Horace Greeley had interested himself in Thoreau’s writings and gotten several articles accepted by Graham’s and also Putnam’s Magazine. “The Week” had been published on the author’s guaranty that enough copies would be sold the first year to cover the cost. After four years, of the edition of one thousand copies only three hundred were disposed of, and these were mostly given away. To pay the publisher for the expense incurred, Thoreau buckled down and worked hard at surveying for a year.
The only man he ever knew, of whom he stood a little in awe, was Walt Whitman. In a letter to Blake he says:
Nineteenth November, Eighteen Hundred Fifty-six.–Alcott has been here, and last Sunday I went with him to Greeley’s farm, thirty-six miles north of New York.
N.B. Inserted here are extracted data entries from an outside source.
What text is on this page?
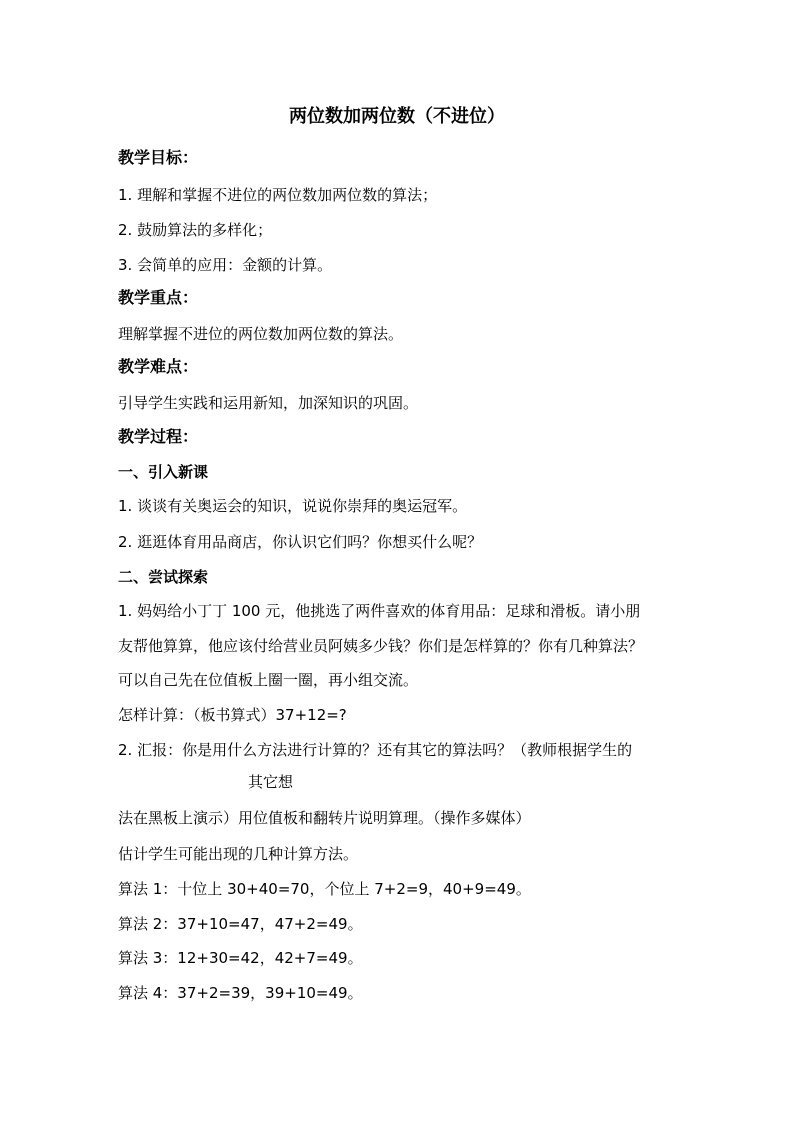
两位数加两位数（不进位）
教学目标：
1. 理解和掌握不进位的两位数加两位数的算法；
2. 鼓励算法的多样化；
3. 会简单的应用：金额的计算。
教学重点：
理解掌握不进位的两位数加两位数的算法。
教学难点：
引导学生实践和运用新知，加深知识的巩固。
教学过程：
一、引入新课
1. 谈谈有关奥运会的知识，说说你崇拜的奥运冠军。
2. 逛逛体育用品商店，你认识它们吗？你想买什么呢？
二、尝试探索
1. 妈妈给小丁丁 100 元，他挑选了两件喜欢的体育用品：足球和滑板。请小朋
友帮他算算，他应该付给营业员阿姨多少钱？你们是怎样算的？你有几种算法？
可以自己先在位值板上圈一圈，再小组交流。
怎样计算：（板书算式）37+12=?
2. 汇报：你是用什么方法进行计算的？还有其它的算法吗？（教师根据学生的
其它想
法在黑板上演示）用位值板和翻转片说明算理。（操作多媒体）
估计学生可能出现的几种计算方法。
算法 1：十位上 30+40=70，个位上 7+2=9，40+9=49。
算法 2：37+10=47，47+2=49。
算法 3：12+30=42，42+7=49。
算法 4：37+2=39，39+10=49。
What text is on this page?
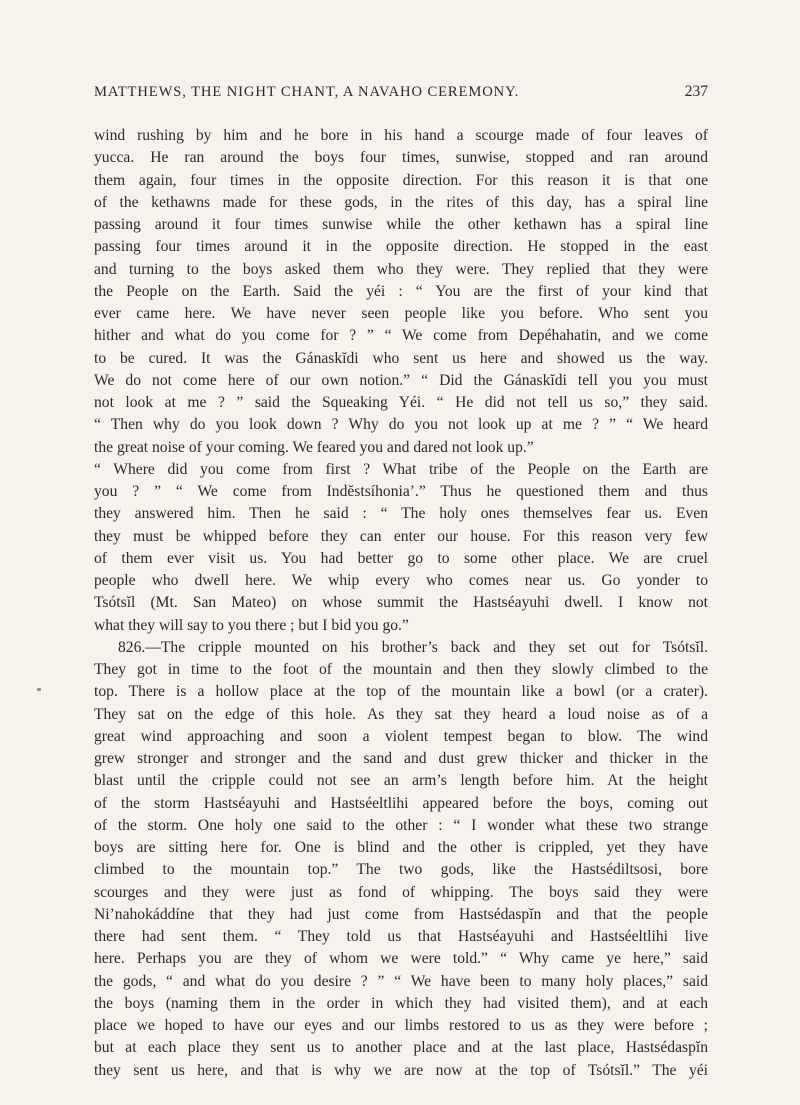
MATTHEWS, THE NIGHT CHANT, A NAVAHO CEREMONY.	237
wind rushing by him and he bore in his hand a scourge made of four leaves of
yucca. He ran around the boys four times, sunwise, stopped and ran around
them again, four times in the opposite direction. For this reason it is that one
of the kethawns made for these gods, in the rites of this day, has a spiral line
passing around it four times sunwise while the other kethawn has a spiral line
passing four times around it in the opposite direction. He stopped in the east
and turning to the boys asked them who they were. They replied that they were
the People on the Earth. Said the yéi : “ You are the first of your kind that
ever came here. We have never seen people like you before. Who sent you
hither and what do you come for ? ” “ We come from Depéhahatin, and we come
to be cured. It was the Gánaskĭdi who sent us here and showed us the way.
We do not come here of our own notion.” “ Did the Gánaskĭdi tell you you must
not look at me ? ” said the Squeaking Yéi. “ He did not tell us so,” they said.
“ Then why do you look down ? Why do you not look up at me ? ” “ We heard
the great noise of your coming. We feared you and dared not look up.”
“ Where did you come from first ? What tribe of the People on the Earth are
you ? ” “ We come from Indĕstsíhonia’.” Thus he questioned them and thus
they answered him. Then he said : “ The holy ones themselves fear us. Even
they must be whipped before they can enter our house. For this reason very few
of them ever visit us. You had better go to some other place. We are cruel
people who dwell here. We whip every who comes near us. Go yonder to
Tsótsĭl (Mt. San Mateo) on whose summit the Hastséayuhi dwell. I know not
what they will say to you there ; but I bid you go.”
826.—The cripple mounted on his brother’s back and they set out for Tsótsĭl.
They got in time to the foot of the mountain and then they slowly climbed to the
top. There is a hollow place at the top of the mountain like a bowl (or a crater).
They sat on the edge of this hole. As they sat they heard a loud noise as of a
great wind approaching and soon a violent tempest began to blow. The wind
grew stronger and stronger and the sand and dust grew thicker and thicker in the
blast until the cripple could not see an arm’s length before him. At the height
of the storm Hastséayuhi and Hastséeltlihi appeared before the boys, coming out
of the storm. One holy one said to the other : “ I wonder what these two strange
boys are sitting here for. One is blind and the other is crippled, yet they have
climbed to the mountain top.” The two gods, like the Hastsédiltsosi, bore
scourges and they were just as fond of whipping. The boys said they were
Ni’nahokáddíne that they had just come from Hastsédaspĭn and that the people
there had sent them. “ They told us that Hastséayuhi and Hastséeltlihi live
here. Perhaps you are they of whom we were told.” “ Why came ye here,” said
the gods, “ and what do you desire ? ” “ We have been to many holy places,” said
the boys (naming them in the order in which they had visited them), and at each
place we hoped to have our eyes and our limbs restored to us as they were before ;
but at each place they sent us to another place and at the last place, Hastsédaspĭn
they sent us here, and that is why we are now at the top of Tsótsĭl.” The yéi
The next day Alcott and I heard Beecher preach; and what was more, we visited Whitman the next morning, and we were much interested and provoked. He is apparently the greatest democrat the world has seen, kings and aristocracy go by the board at once, as they have long deserved to. A remarkably strong though coarse nature, of a sweet disposition, and much prized by his friends. Though peculiar and rough in his exterior, he is essentially a gentleman. I am still somewhat in a quandary about him–feel that he is essentially strange to me, at any rate; but I am surprised by the sight of him. He is very broad, but, as I have said, not fine.